Les capitaux placés par la Grande-Bretagne en Argentine étaient évalués par Schilder, d’après les informations du consul austro-hongrois à Buenos-Aires pour 1909, à 8 milliards 750 millions de francs. Ou se représente sans peine quelles solides relations cela assure au capital financier – et à sa fidèle « amie » la diplomatie – de l’Angleterre avec la bourgeoisie d’Argentine, avec les milieux dirigeants de toute la vie économique et politique de ces pays.
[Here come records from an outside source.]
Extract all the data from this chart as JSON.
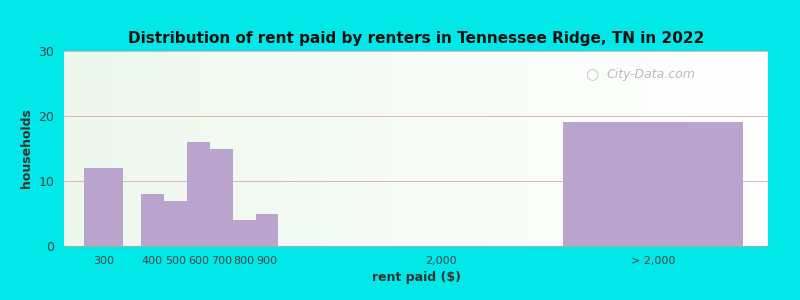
{
  "title": "Distribution of rent paid by renters in Tennessee Ridge, TN in 2022",
  "xlabel": "rent paid ($)",
  "ylabel": "households",
  "bar_color": "#b8a4cc",
  "background_outer": "#00e8e8",
  "ylim": [
    0,
    30
  ],
  "yticks": [
    0,
    10,
    20,
    30
  ],
  "values": [
    12,
    8,
    7,
    16,
    15,
    4,
    5,
    0,
    19
  ],
  "tick_labels": [
    "300",
    "400",
    "500",
    "600",
    "700",
    "800",
    "900",
    "2,000",
    "> 2,000"
  ],
  "watermark": "City-Data.com",
  "title_fontsize": 11,
  "axis_label_fontsize": 9,
  "tick_fontsize": 8
}
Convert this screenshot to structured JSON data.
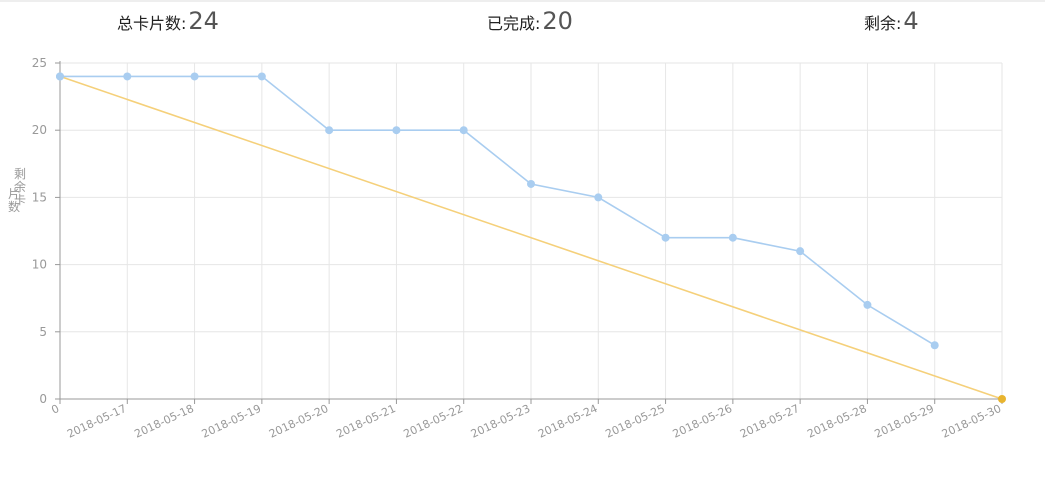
{
  "summary": {
    "total_label": "总卡片数:",
    "total_value": "24",
    "done_label": "已完成:",
    "done_value": "20",
    "remaining_label": "剩余:",
    "remaining_value": "4"
  },
  "chart_data": {
    "type": "line",
    "title": "",
    "xlabel": "",
    "ylabel": "剩余卡片数",
    "ylim": [
      0,
      25
    ],
    "yticks": [
      0,
      5,
      10,
      15,
      20,
      25
    ],
    "categories": [
      "0",
      "2018-05-17",
      "2018-05-18",
      "2018-05-19",
      "2018-05-20",
      "2018-05-21",
      "2018-05-22",
      "2018-05-23",
      "2018-05-24",
      "2018-05-25",
      "2018-05-26",
      "2018-05-27",
      "2018-05-28",
      "2018-05-29",
      "2018-05-30"
    ],
    "grid": true,
    "series": [
      {
        "color": "#a9cdf0",
        "values": [
          24,
          24,
          24,
          24,
          20,
          20,
          20,
          16,
          15,
          12,
          12,
          11,
          7,
          4,
          null
        ]
      },
      {
        "color": "#f5d07a",
        "marker_color": "#e8b42f",
        "values": [
          24,
          null,
          null,
          null,
          null,
          null,
          null,
          null,
          null,
          null,
          null,
          null,
          null,
          null,
          0
        ]
      }
    ]
  }
}
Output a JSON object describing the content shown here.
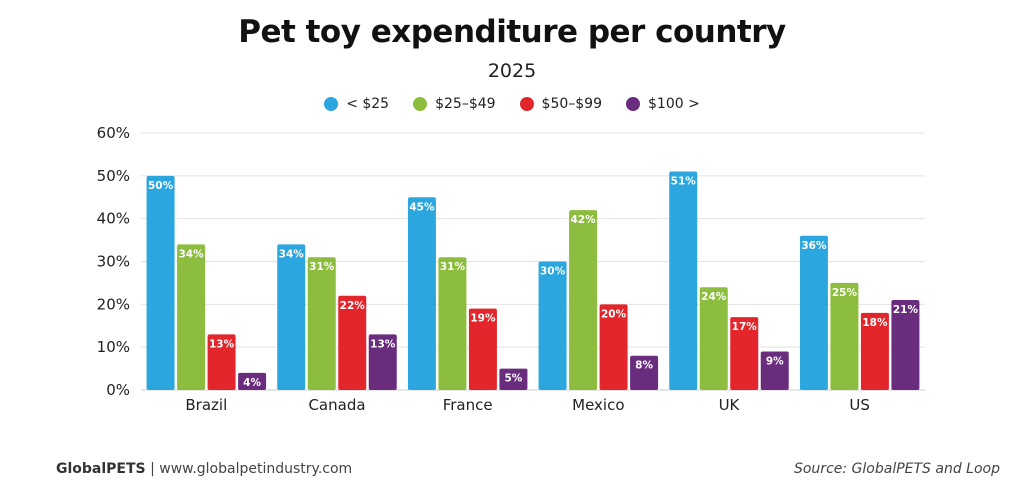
{
  "chart_data": {
    "type": "bar",
    "title": "Pet toy expenditure per country",
    "subtitle": "2025",
    "categories": [
      "Brazil",
      "Canada",
      "France",
      "Mexico",
      "UK",
      "US"
    ],
    "series": [
      {
        "name": "< $25",
        "color": "#2ba6de",
        "values": [
          50,
          34,
          45,
          30,
          51,
          36
        ]
      },
      {
        "name": "$25–$49",
        "color": "#8cbd3f",
        "values": [
          34,
          31,
          31,
          42,
          24,
          25
        ]
      },
      {
        "name": "$50–$99",
        "color": "#e2262b",
        "values": [
          13,
          22,
          19,
          20,
          17,
          18
        ]
      },
      {
        "name": "$100 >",
        "color": "#6a2d7d",
        "values": [
          4,
          13,
          5,
          8,
          9,
          21
        ]
      }
    ],
    "ylim": [
      0,
      60
    ],
    "yticks": [
      "0%",
      "10%",
      "20%",
      "30%",
      "40%",
      "50%",
      "60%"
    ],
    "value_suffix": "%",
    "grid": true,
    "legend_position": "top"
  },
  "footer": {
    "brand": "GlobalPETS",
    "separator": "|",
    "website": "www.globalpetindustry.com",
    "source": "Source: GlobalPETS and Loop"
  }
}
Le Portugal nous offre l’exemple d’une forme quelque peu différente, associée à l’indépendance politique, de la dépendance financière et diplomatique. Le Portugal est un Etat souverain, indépendant, mais il est en fait, depuis plus de deux cents ans, depuis la guerre de la Succession d’Espagne (1701-1714), sous protectorat britannique.
L’Angleterre a défendu le Portugal et ses possessions coloniales pour fortifier ses propres positions dans la lutte contre ses adversaires, l’Espagne et la France. Elle a reçu, en échange, des avantages commerciaux, des privilèges pour ses exportations de marchandises et surtout de capitaux vers le Portugal et ses colonies, le droit d’user des ports et des îles du Portugal, de ses câbles télégraphiques, etc., etc.
De tels rapports ont toujours existé entre petits et grands États, mais à l’époque de l’impérialisme capitaliste, ils deviennent un système général, ils font partie intégrante de l’ensemble des rapports régissant le « partage du monde », ils forment les maillons de la chaîne des opérations du capital financier mondial. »
Contradictions inter-impérialistes, développement inégal, différenciation dialectique des pays dépendants eux-mêmes en pays semi-colonisés et pays formellement indépendants… Lénine fournit le panorama complet de la situation amenée par la naissance de l’impérialisme.
C’est la raison pour laquelle il rejette catégoriquement la notion d’ultra-impérialisme que Karl Kautsky considère comme possible, c’est-à-dire la fusion de tous les monopoles en un superimpérialisme.
Concevoir cela comme possible, c’est nier la loi de la contradiction et nier le développement de l’impérialisme par l’intermédiaire du capital financier, qui réorganise la base capitaliste dans un sens monopoliste et par conséquent agressif tout azimut.